RAID Frequently Asked  Questions

1. What is RAID?
2. What is meant by redundancy, parity or parity data?
3. What are the different RAID levels and what do they support?
4. Which RAID solutions does Z Microsystems SmartStor offer?
5. What's the minimum amount of disks I need to run a RAID set?
6. How many SCSI ID's will I need for each RAID set?
7. What is the maximum partition sizes for SunOS and Solaris?

1) What is RAID?

A general RAID concept of  was first defined by David A. Patterson, Garth Gibson and Randy H. Katz of the University of California, Berkeley in 1987. Read their original paper - A Case for Redundant Arrays of Inexpensive Disks (RAID).

Described in that paper, "a disk array combines the capabilities of a number of small, inexpensive disk drives to exceed the performance of a single, large, expensive disk drive". In addition, since RAIDs use a number of small drives, features can be added to protect against the loss of data when a single drive fails. This redundancy is why Raids have become so popular in high-availability applications.

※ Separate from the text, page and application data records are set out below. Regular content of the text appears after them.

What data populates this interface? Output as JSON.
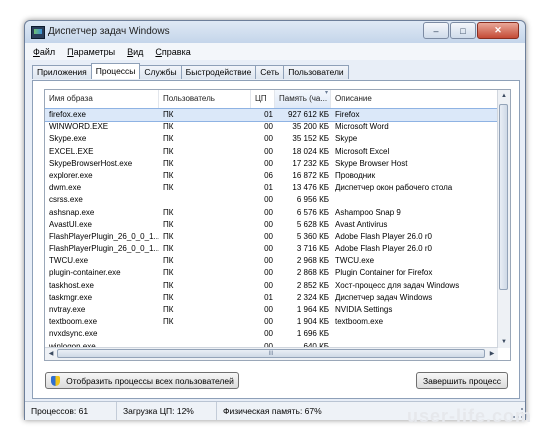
{
  "window": {
    "title": "Диспетчер задач Windows",
    "controls": [
      "–",
      "□",
      "✕"
    ]
  },
  "menu": [
    "Файл",
    "Параметры",
    "Вид",
    "Справка"
  ],
  "tabs": [
    {
      "label": "Приложения",
      "active": false
    },
    {
      "label": "Процессы",
      "active": true
    },
    {
      "label": "Службы",
      "active": false
    },
    {
      "label": "Быстродействие",
      "active": false
    },
    {
      "label": "Сеть",
      "active": false
    },
    {
      "label": "Пользователи",
      "active": false
    }
  ],
  "columns": {
    "name": "Имя образа",
    "user": "Пользователь",
    "cpu": "ЦП",
    "memory": "Память (ча...",
    "description": "Описание"
  },
  "processes": [
    {
      "name": "firefox.exe",
      "user": "ПК",
      "cpu": "01",
      "mem": "927 612 КБ",
      "desc": "Firefox"
    },
    {
      "name": "WINWORD.EXE",
      "user": "ПК",
      "cpu": "00",
      "mem": "35 200 КБ",
      "desc": "Microsoft Word"
    },
    {
      "name": "Skype.exe",
      "user": "ПК",
      "cpu": "00",
      "mem": "35 152 КБ",
      "desc": "Skype"
    },
    {
      "name": "EXCEL.EXE",
      "user": "ПК",
      "cpu": "00",
      "mem": "18 024 КБ",
      "desc": "Microsoft Excel"
    },
    {
      "name": "SkypeBrowserHost.exe",
      "user": "ПК",
      "cpu": "00",
      "mem": "17 232 КБ",
      "desc": "Skype Browser Host"
    },
    {
      "name": "explorer.exe",
      "user": "ПК",
      "cpu": "06",
      "mem": "16 872 КБ",
      "desc": "Проводник"
    },
    {
      "name": "dwm.exe",
      "user": "ПК",
      "cpu": "01",
      "mem": "13 476 КБ",
      "desc": "Диспетчер окон рабочего стола"
    },
    {
      "name": "csrss.exe",
      "user": "",
      "cpu": "00",
      "mem": "6 956 КБ",
      "desc": ""
    },
    {
      "name": "ashsnap.exe",
      "user": "ПК",
      "cpu": "00",
      "mem": "6 576 КБ",
      "desc": "Ashampoo Snap 9"
    },
    {
      "name": "AvastUI.exe",
      "user": "ПК",
      "cpu": "00",
      "mem": "5 628 КБ",
      "desc": "Avast Antivirus"
    },
    {
      "name": "FlashPlayerPlugin_26_0_0_1...",
      "user": "ПК",
      "cpu": "00",
      "mem": "5 360 КБ",
      "desc": "Adobe Flash Player 26.0 r0"
    },
    {
      "name": "FlashPlayerPlugin_26_0_0_1...",
      "user": "ПК",
      "cpu": "00",
      "mem": "3 716 КБ",
      "desc": "Adobe Flash Player 26.0 r0"
    },
    {
      "name": "TWCU.exe",
      "user": "ПК",
      "cpu": "00",
      "mem": "2 968 КБ",
      "desc": "TWCU.exe"
    },
    {
      "name": "plugin-container.exe",
      "user": "ПК",
      "cpu": "00",
      "mem": "2 868 КБ",
      "desc": "Plugin Container for Firefox"
    },
    {
      "name": "taskhost.exe",
      "user": "ПК",
      "cpu": "00",
      "mem": "2 852 КБ",
      "desc": "Хост-процесс для задач Windows"
    },
    {
      "name": "taskmgr.exe",
      "user": "ПК",
      "cpu": "01",
      "mem": "2 324 КБ",
      "desc": "Диспетчер задач Windows"
    },
    {
      "name": "nvtray.exe",
      "user": "ПК",
      "cpu": "00",
      "mem": "1 964 КБ",
      "desc": "NVIDIA Settings"
    },
    {
      "name": "textboom.exe",
      "user": "ПК",
      "cpu": "00",
      "mem": "1 904 КБ",
      "desc": "textboom.exe"
    },
    {
      "name": "nvxdsync.exe",
      "user": "",
      "cpu": "00",
      "mem": "1 696 КБ",
      "desc": ""
    },
    {
      "name": "winlogon.exe",
      "user": "",
      "cpu": "00",
      "mem": "640 КБ",
      "desc": ""
    }
  ],
  "buttons": {
    "show_all": "Отобразить процессы всех пользователей",
    "end_process": "Завершить процесс"
  },
  "status": {
    "processes": "Процессов: 61",
    "cpu": "Загрузка ЦП: 12%",
    "memory": "Физическая память: 67%"
  },
  "watermark": "user-life.com"
}
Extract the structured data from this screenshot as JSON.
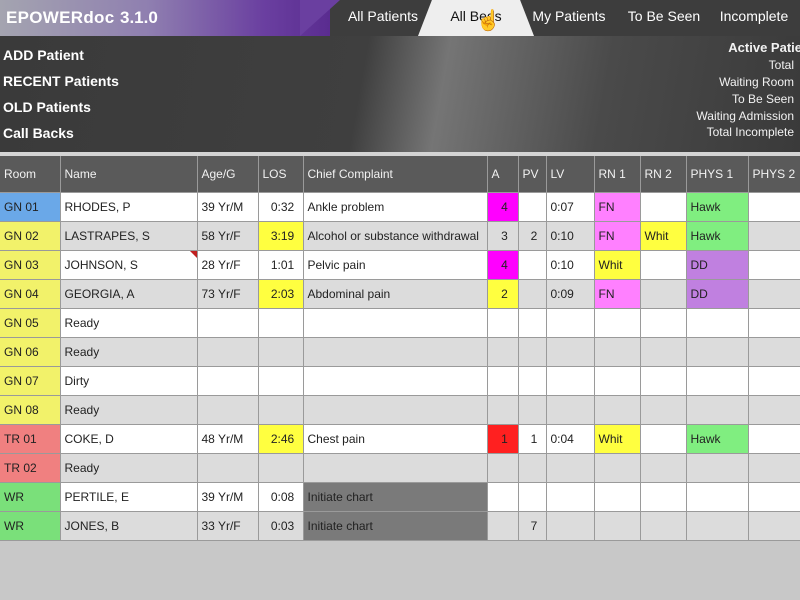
{
  "app": {
    "name": "EPOWERdoc",
    "version": "3.1.0"
  },
  "tabs": [
    "All Patients",
    "All Beds",
    "My Patients",
    "To Be Seen",
    "Incomplete"
  ],
  "menu": [
    "ADD Patient",
    "RECENT Patients",
    "OLD Patients",
    "Call Backs"
  ],
  "stats": {
    "title": "Active Patie",
    "items": [
      "Total",
      "Waiting Room",
      "To Be Seen",
      "Waiting Admission",
      "Total Incomplete"
    ]
  },
  "columns": [
    "Room",
    "Name",
    "Age/G",
    "LOS",
    "Chief Complaint",
    "A",
    "PV",
    "LV",
    "RN 1",
    "RN 2",
    "PHYS 1",
    "PHYS 2"
  ],
  "rows": [
    [
      "GN 01",
      "RHODES, P",
      "39 Yr/M",
      "0:32",
      "Ankle problem",
      "4",
      "",
      "0:07",
      "FN",
      "",
      "Hawk",
      ""
    ],
    [
      "GN 02",
      "LASTRAPES, S",
      "58 Yr/F",
      "3:19",
      "Alcohol or substance withdrawal",
      "3",
      "2",
      "0:10",
      "FN",
      "Whit",
      "Hawk",
      ""
    ],
    [
      "GN 03",
      "JOHNSON, S",
      "28 Yr/F",
      "1:01",
      "Pelvic pain",
      "4",
      "",
      "0:10",
      "Whit",
      "",
      "DD",
      ""
    ],
    [
      "GN 04",
      "GEORGIA, A",
      "73 Yr/F",
      "2:03",
      "Abdominal pain",
      "2",
      "",
      "0:09",
      "FN",
      "",
      "DD",
      ""
    ],
    [
      "GN 05",
      "Ready",
      "",
      "",
      "",
      "",
      "",
      "",
      "",
      "",
      "",
      ""
    ],
    [
      "GN 06",
      "Ready",
      "",
      "",
      "",
      "",
      "",
      "",
      "",
      "",
      "",
      ""
    ],
    [
      "GN 07",
      "Dirty",
      "",
      "",
      "",
      "",
      "",
      "",
      "",
      "",
      "",
      ""
    ],
    [
      "GN 08",
      "Ready",
      "",
      "",
      "",
      "",
      "",
      "",
      "",
      "",
      "",
      ""
    ],
    [
      "TR 01",
      "COKE, D",
      "48 Yr/M",
      "2:46",
      "Chest pain",
      "1",
      "1",
      "0:04",
      "Whit",
      "",
      "Hawk",
      ""
    ],
    [
      "TR 02",
      "Ready",
      "",
      "",
      "",
      "",
      "",
      "",
      "",
      "",
      "",
      ""
    ],
    [
      "WR",
      "PERTILE, E",
      "39 Yr/M",
      "0:08",
      "Initiate chart",
      "",
      "",
      "",
      "",
      "",
      "",
      ""
    ],
    [
      "WR",
      "JONES, B",
      "33 Yr/F",
      "0:03",
      "Initiate chart",
      "",
      "7",
      "",
      "",
      "",
      "",
      ""
    ]
  ],
  "colors": {
    "gn_room": "#f2f26a",
    "tr_room": "#f08080",
    "wr_room": "#7ae07a",
    "acuity_magenta": "#ff00ff",
    "acuity_yellow": "#ffff40",
    "acuity_red": "#ff2020",
    "rn_pink": "#ff80ff",
    "phys_green": "#80ee80",
    "phys_purple": "#c080e0"
  },
  "icons": {
    "cursor": "hand-pointer-icon"
  }
}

RAID is an acronym for Redundant Array of Independent (or inexpensive) Disks. There are six levels of RAID: level 0 - level 5. Each level supports a different storage layout scheme on the disk drives, from mirroring to parity striping.

2) What is meant by redundancy, parity or parity data?

Redundancy means that there is protection against any single disk failure. Parity data is information used by a RAID system to rebuild the data on a disk in the event of a failure. Parity data is created by using a logical exclusive-OR (XOR) on actual user data and storing the result on disk. Example: If an array of 5 drives exists, the 4 drives are used as the storage devices and the 5th as the parity drive. Data on the first sector of each of the 4 data drives is XORed creating parity data that is stored on the first sector of the parity drive. The same holds true for the second sector.

3) What are the different RAID levels and what do they support?

Level 0: Disk Striping - data is transferred in parallel across an array of disks. Redundancy is not provided in this level.

Level 1: Disk Mirroring - duplicate contents of one disk are written onto another disk.

Level 0+1: Disk Striping and Mirroring - this level combined the performance of striping with the reliability of of mirroring. This results in very high I/O performance and high data availability.

Level 2: Bit interleaving data across multiple disks with parity information created using a Hamming code. A Hamming code detects errors that occur and determine which part is in error. RAID level 2 specifies 39 disks with 32 disks of user storage and 7 disks of error recovery coding.

Level 3: Data is striped across multiple drives and parity is written to a dedicated drive. Level 3 is typically implemented at the BYTE level.

Level 4: Data is striped across multiple drives and parity is written to a dedicated drive. Level 4 is typically implemented at the BLOCK level.

Level 5: Error correction data is striped at the block level across all the drives in the array. Reads and writes may be performed concurrently.

JBOD: "Just a Bunch Of Drives" - performance without data redundancy. Use where loss of data is not critical.

4) Which RAID solutions does Z Microsystems SmartStor RAID offer?

Z Microsystems SmartStor RAID offers solutions using levels 0, 1, 0+1, 4, 5 and JBOD. Currently Z Microsystems offers RAID solutions with its TranzStor 5XL and TranzStor 8X RAID products. Click here to see a product page of all Z Microsystems' RAID Systems.

5) What is the minimum amount of disks I need to run a RAID set?

If you are implementing RAID level 0 in Z Microsystems' SmartStor RAID solution, you will need a minimum of 2 disk drives to create a rank. If you are implementing RAID level 5, then you will need a minimum of 3 disks to create a rank.

6) How many SCSIs will I need for each RAID rank?

The host channel uses one SCSI id. All the drives in a rank must be set to the exact same SCSI id. Each rank is differentiated by a unique logical unit number (LUN). Example: 2 ranks of 5 drives in each rank on a host channel with SCSI id 1. All the drives in both ranks will be seen as SCSI id 1, but rank 1 will be recognized as LUN 0, and rank 2 as LUN 1.

7) What is the maximum partition sizes for SunOS and Solaris?

On SunOS the maximum partition size is 2 GB and the maximum number of partitions is 7 so the largest RAID set is 14 GB. However, in reality, if the customer uses 4 GB drives, then the maximum will be 3x4GB = 12GB. On Solaris, the maximum number of partitions is still 7. The largest disk size Z Microsystems currently sells is 72 GB so the largest RAID set is 432 GB (6x72S GB) plus 1 drive for parity RAID 4 or RAID 5.